24e dimanche ordinaire

Abbaye Notre-Dame des Neiges, 14 septembre 2025


Version écrite téléchargeable

« O Crux ave, spes unica ».

« Salut ô Croix, unique espérance ».

C’est un curieux mystère chrétien que cette personnification de la Croix. Qui est donc cette personne ainsi saluée comme notre « unique espérance » ? Vous avouerez qu’en cette année jubilaire placée sous le signe de l’espérance, la question mérite d’être posée. Toute personne est un être de relation. Ainsi donc, la Croix nous est présentée de même, comme une réalité qui nous met en relation. Tandis que nous passons une bonne partie de notre vie à éviter, contourner, pulvériser les croix qui nous échoient, nous apprenons aujourd’hui que toutes ces croix forment une seule et même Croix qui est notre unique sujet d’espérance, et que cette espérance agit comme une personne qui introduit dans une réalité salvifique. Faudrait-il donc alors accueillir nos croix et nous réjouir de leur présence dans nos vies ? Si cette personne qu’est la Croix nous permet d’atteindre le but de notre vie de manière assurée, il faut certainement réfléchir à cette question.

Je vous propose dans un premier temps une petite histoire qui permet de comprendre quelque chose. Un pèlerin part à la recherche du pays de la Vie. Mais il est chargé d’une croix ; il chemine ainsi, traînant tant bien que mal son fardeau. Il se plaint quand les étapes sont longues et ardues. Petit à petit, une idée lui vient à l’esprit. Plus courte, cette croix sera moins lourde. Prenant une scie, il se met à couper un bon morceau de sa croix. Les années passent et, un jour, notre pèlerin se trouve presque parvenu à destination. Enfin, devant lui, c’est le Pays de la Vie. Demain, il y sera enfin reçu et pleinement récompensé de ses longs et pénibles efforts ! Un dernier obstacle reste à franchir. C’est une rivière. Elle n’est pas très large. C’est alors que la croix lui révèle toute son utilité. Il lui faut seulement la jeter d’une berge à l’autre et s’en servir comme un pont pour passer dessus. Hélas ! Sa croix, plus légère, est devenue trop courte. Il doit rester là, regrettant sa folie, pleurant sur sa misère.

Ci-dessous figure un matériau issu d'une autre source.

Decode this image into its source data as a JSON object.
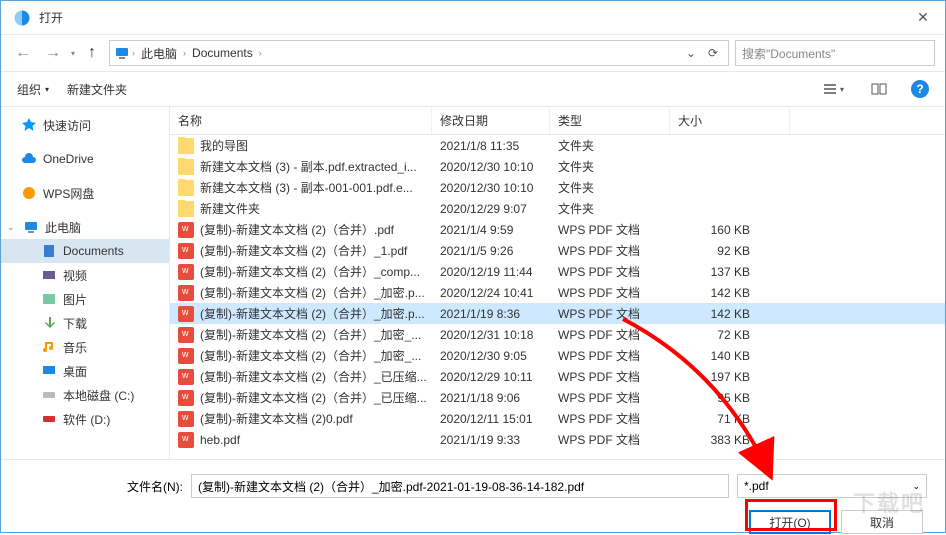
{
  "window": {
    "title": "打开"
  },
  "path": {
    "segments": [
      "此电脑",
      "Documents"
    ]
  },
  "search": {
    "placeholder": "搜索\"Documents\""
  },
  "toolbar": {
    "organize": "组织",
    "newfolder": "新建文件夹"
  },
  "sidebar": {
    "items": [
      {
        "label": "快速访问",
        "icon": "star",
        "cls": "i-star"
      },
      {
        "label": "OneDrive",
        "icon": "cloud",
        "cls": "i-cloud"
      },
      {
        "label": "WPS网盘",
        "icon": "wps",
        "cls": "i-wps"
      },
      {
        "label": "此电脑",
        "icon": "monitor",
        "cls": "i-monitor",
        "expandable": true
      },
      {
        "label": "Documents",
        "icon": "doc",
        "cls": "i-doc",
        "lvl": 2,
        "selected": true
      },
      {
        "label": "视频",
        "icon": "vid",
        "cls": "i-vid",
        "lvl": 2
      },
      {
        "label": "图片",
        "icon": "pic",
        "cls": "i-pic",
        "lvl": 2
      },
      {
        "label": "下载",
        "icon": "down",
        "cls": "i-down",
        "lvl": 2
      },
      {
        "label": "音乐",
        "icon": "music",
        "cls": "i-music",
        "lvl": 2
      },
      {
        "label": "桌面",
        "icon": "desk",
        "cls": "i-desk",
        "lvl": 2
      },
      {
        "label": "本地磁盘 (C:)",
        "icon": "disk",
        "cls": "i-disk",
        "lvl": 2
      },
      {
        "label": "软件 (D:)",
        "icon": "soft",
        "cls": "i-soft",
        "lvl": 2
      }
    ]
  },
  "columns": {
    "name": "名称",
    "date": "修改日期",
    "type": "类型",
    "size": "大小"
  },
  "files": [
    {
      "name": "我的导图",
      "date": "2021/1/8 11:35",
      "type": "文件夹",
      "size": "",
      "kind": "folder"
    },
    {
      "name": "新建文本文档 (3) - 副本.pdf.extracted_i...",
      "date": "2020/12/30 10:10",
      "type": "文件夹",
      "size": "",
      "kind": "folder"
    },
    {
      "name": "新建文本文档 (3) - 副本-001-001.pdf.e...",
      "date": "2020/12/30 10:10",
      "type": "文件夹",
      "size": "",
      "kind": "folder"
    },
    {
      "name": "新建文件夹",
      "date": "2020/12/29 9:07",
      "type": "文件夹",
      "size": "",
      "kind": "folder"
    },
    {
      "name": "(复制)-新建文本文档 (2)（合并）.pdf",
      "date": "2021/1/4 9:59",
      "type": "WPS PDF 文档",
      "size": "160 KB",
      "kind": "pdf"
    },
    {
      "name": "(复制)-新建文本文档 (2)（合并）_1.pdf",
      "date": "2021/1/5 9:26",
      "type": "WPS PDF 文档",
      "size": "92 KB",
      "kind": "pdf"
    },
    {
      "name": "(复制)-新建文本文档 (2)（合并）_comp...",
      "date": "2020/12/19 11:44",
      "type": "WPS PDF 文档",
      "size": "137 KB",
      "kind": "pdf"
    },
    {
      "name": "(复制)-新建文本文档 (2)（合并）_加密.p...",
      "date": "2020/12/24 10:41",
      "type": "WPS PDF 文档",
      "size": "142 KB",
      "kind": "pdf"
    },
    {
      "name": "(复制)-新建文本文档 (2)（合并）_加密.p...",
      "date": "2021/1/19 8:36",
      "type": "WPS PDF 文档",
      "size": "142 KB",
      "kind": "pdf",
      "selected": true
    },
    {
      "name": "(复制)-新建文本文档 (2)（合并）_加密_...",
      "date": "2020/12/31 10:18",
      "type": "WPS PDF 文档",
      "size": "72 KB",
      "kind": "pdf"
    },
    {
      "name": "(复制)-新建文本文档 (2)（合并）_加密_...",
      "date": "2020/12/30 9:05",
      "type": "WPS PDF 文档",
      "size": "140 KB",
      "kind": "pdf"
    },
    {
      "name": "(复制)-新建文本文档 (2)（合并）_已压缩...",
      "date": "2020/12/29 10:11",
      "type": "WPS PDF 文档",
      "size": "197 KB",
      "kind": "pdf"
    },
    {
      "name": "(复制)-新建文本文档 (2)（合并）_已压缩...",
      "date": "2021/1/18 9:06",
      "type": "WPS PDF 文档",
      "size": "95 KB",
      "kind": "pdf"
    },
    {
      "name": "(复制)-新建文本文档 (2)0.pdf",
      "date": "2020/12/11 15:01",
      "type": "WPS PDF 文档",
      "size": "71 KB",
      "kind": "pdf"
    },
    {
      "name": "heb.pdf",
      "date": "2021/1/19 9:33",
      "type": "WPS PDF 文档",
      "size": "383 KB",
      "kind": "pdf"
    }
  ],
  "footer": {
    "filename_label": "文件名(N):",
    "filename_value": "(复制)-新建文本文档 (2)（合并）_加密.pdf-2021-01-19-08-36-14-182.pdf",
    "filetype": "*.pdf",
    "open": "打开(O)",
    "cancel": "取消"
  },
  "watermark": "下载吧"
}
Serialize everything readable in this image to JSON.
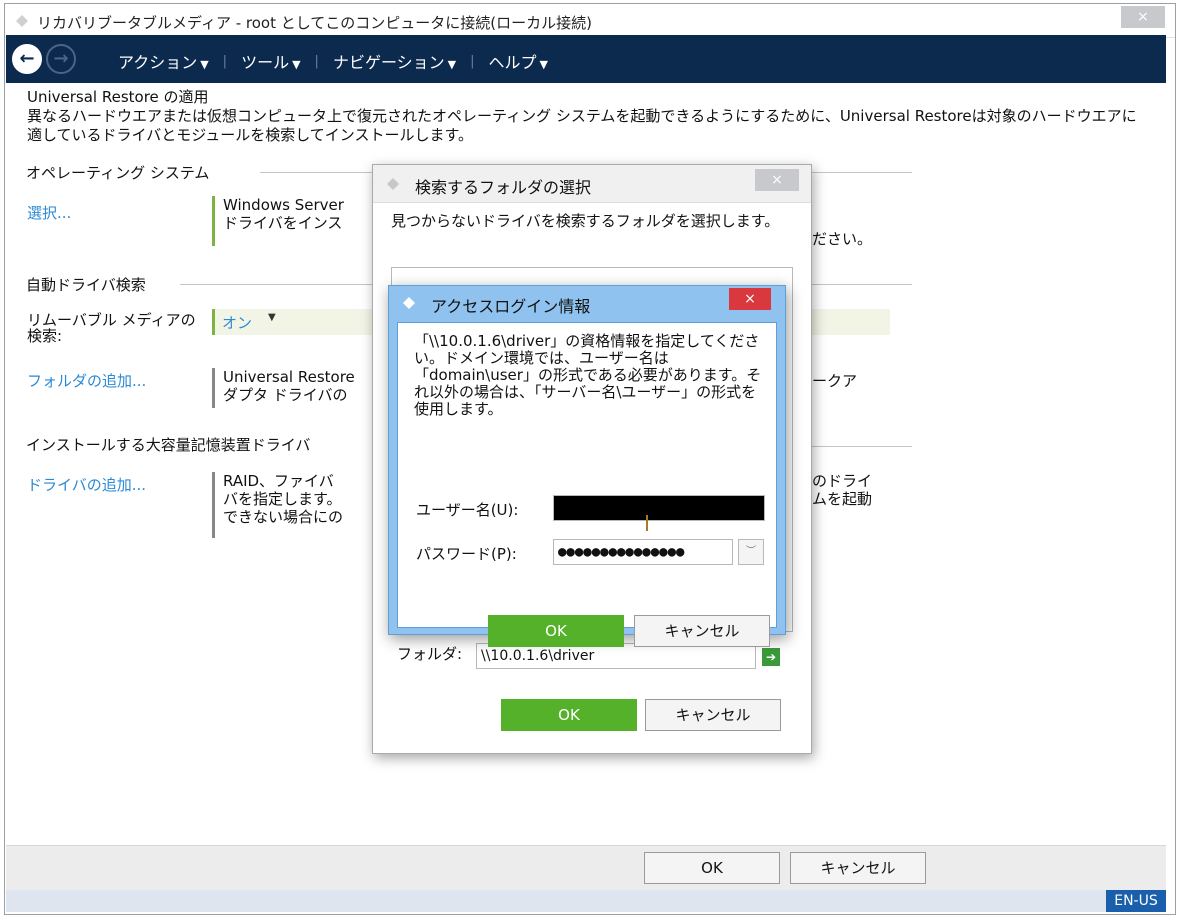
{
  "window": {
    "title": "リカバリブータブルメディア - root としてこのコンピュータに接続(ローカル接続)",
    "close_label": "×"
  },
  "menu": {
    "back_icon": "back-arrow-icon",
    "forward_icon": "forward-arrow-icon",
    "items": [
      {
        "label": "アクション"
      },
      {
        "label": "ツール"
      },
      {
        "label": "ナビゲーション"
      },
      {
        "label": "ヘルプ"
      }
    ]
  },
  "page": {
    "title": "Universal Restore の適用",
    "description": "異なるハードウエアまたは仮想コンピュータ上で復元されたオペレーティング システムを起動できるようにするために、Universal Restoreは対象のハードウエアに適しているドライバとモジュールを検索してインストールします。"
  },
  "sections": {
    "os": {
      "heading": "オペレーティング システム",
      "link": "選択...",
      "info_line1": "Windows Server",
      "info_line2": "ドライバをインス",
      "right_fragment": "ださい。"
    },
    "auto": {
      "heading": "自動ドライバ検索",
      "removable_label": "リムーバブル メディアの検索:",
      "removable_value": "オン",
      "folder_link": "フォルダの追加...",
      "folder_info_line1": "Universal Restore",
      "folder_info_line2": "ダプタ ドライバの",
      "right_fragment": "ークア"
    },
    "mass": {
      "heading": "インストールする大容量記憶装置ドライバ",
      "link": "ドライバの追加...",
      "info_line1": "RAID、ファイバ",
      "info_line2": "バを指定します。",
      "info_line3": "できない場合にの",
      "right_line1": "のドライ",
      "right_line2": "ムを起動"
    }
  },
  "footer": {
    "ok": "OK",
    "cancel": "キャンセル",
    "language": "EN-US"
  },
  "folder_dialog": {
    "title": "検索するフォルダの選択",
    "close_label": "×",
    "description": "見つからないドライバを検索するフォルダを選択します。",
    "folder_label": "フォルダ:",
    "folder_value": "\\\\10.0.1.6\\driver",
    "go_icon": "go-arrow-icon",
    "ok": "OK",
    "cancel": "キャンセル"
  },
  "login_dialog": {
    "title": "アクセスログイン情報",
    "close_label": "×",
    "message": "「\\\\10.0.1.6\\driver」の資格情報を指定してください。ドメイン環境では、ユーザー名は「domain\\user」の形式である必要があります。それ以外の場合は、「サーバー名\\ユーザー」の形式を使用します。",
    "username_label": "ユーザー名(U):",
    "username_value": "",
    "password_label": "パスワード(P):",
    "password_value": "●●●●●●●●●●●●●●●",
    "ok": "OK",
    "cancel": "キャンセル"
  },
  "colors": {
    "menubar": "#0c2a4d",
    "link": "#2a8ad6",
    "primary_button": "#55b12a",
    "login_frame": "#8fc2ee",
    "close_red": "#d9393e",
    "lang_badge": "#1a5fab"
  }
}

Cette petite histoire parle d’elle-même je crois…

Mais tout de même : pourquoi une croix ? Pourquoi pas quelque chose d’autre ? Quel que soit l’objet que vous pourriez trouver, quelque soit le nom que vous lui donnerez, c’est cette réalité-là qui vous permettra le passage. La raison en est que c’est le seul moyen pour parvenir de l’Autre côté. Si un autre moyen avait existé pour relier notre rive à celle d’en face, pensez-vous que Dieu ne l’aurait pas préféré ? La particularité de ce moyen est que Jésus l’a sanctifié. S’il a choisi la croix c’est parce que c’est une réalité qui, depuis le péché originel, frappe absolument toute vie. Il n’existe personne au monde qui ne connaisse pas de croix, d’obstacle, de drame, de contrariété. Que ce soit avant ou après le Christ, tous les hommes en font l’expérience. Dieu voulait pouvoir rejoindre chacun de nous et le seul moyen qui s’offrait à lui était la Croix, nos croix. C’est pourquoi la Croix est devenu la porte de l’espérance, la porte du salut éternel. Cette croix est ce que Jésus avait de plus précieux à porter en ce monde, afin de nous sauver de la mort éternelle. Notre croix est peut-être ce que nous avons de plus précieux à apporter au monde, ce que nous avons de plus personnel à porter dans ce monde. Elle est notre propre participation au salut éternel que Jésus nous a obtenu. Voilà pourquoi il convient de bien regarder en face nos croix, en particulier les plus cruelles qui nous adviennent. Nous pouvons alors reconnaître que jamais personne n’aurait dû avoir à les porter, mais que Jésus qui n’avait aucune raison de porter une croix, a choisi de venir les porter avec nous afin de nous abreuver des fruits merveilleux qui sont advenus de sa propre Croix. Il ne porte pas nos croix à notre place, mais avec nous parce qu’Il veut que nous parvenions avec Lui jusqu’au bonheur éternel. La Croix qui permettait ce bonheur éternel, Lui l’a porté tout seul pour nous.

En matière de croix à porter, on ne peut donner de conseil à personne. Chacun est humainement absolument seul face à sa croix. Mais personne n’est divinement seul. Il nous faut en vérité consentir à être aidé par Jésus à porter ce que personne n’aurait jamais dû avoir à porter et ce que Dieu n’a jamais voulu que nous portions. Mais notre désobéissance originelle en a décidé différemment. Dieu, Lui n’a pas changé d’avis : Il veut depuis le premier jour nous avoir auprès de Lui et Il ne recule devant rien pour que cela advienne, jusqu’à nous rejoindre par nos propres croix. Laissons-Le venir à nous et porter avec nous les fardeaux de nos vies, afin que par Lui, le monde soit sauvé !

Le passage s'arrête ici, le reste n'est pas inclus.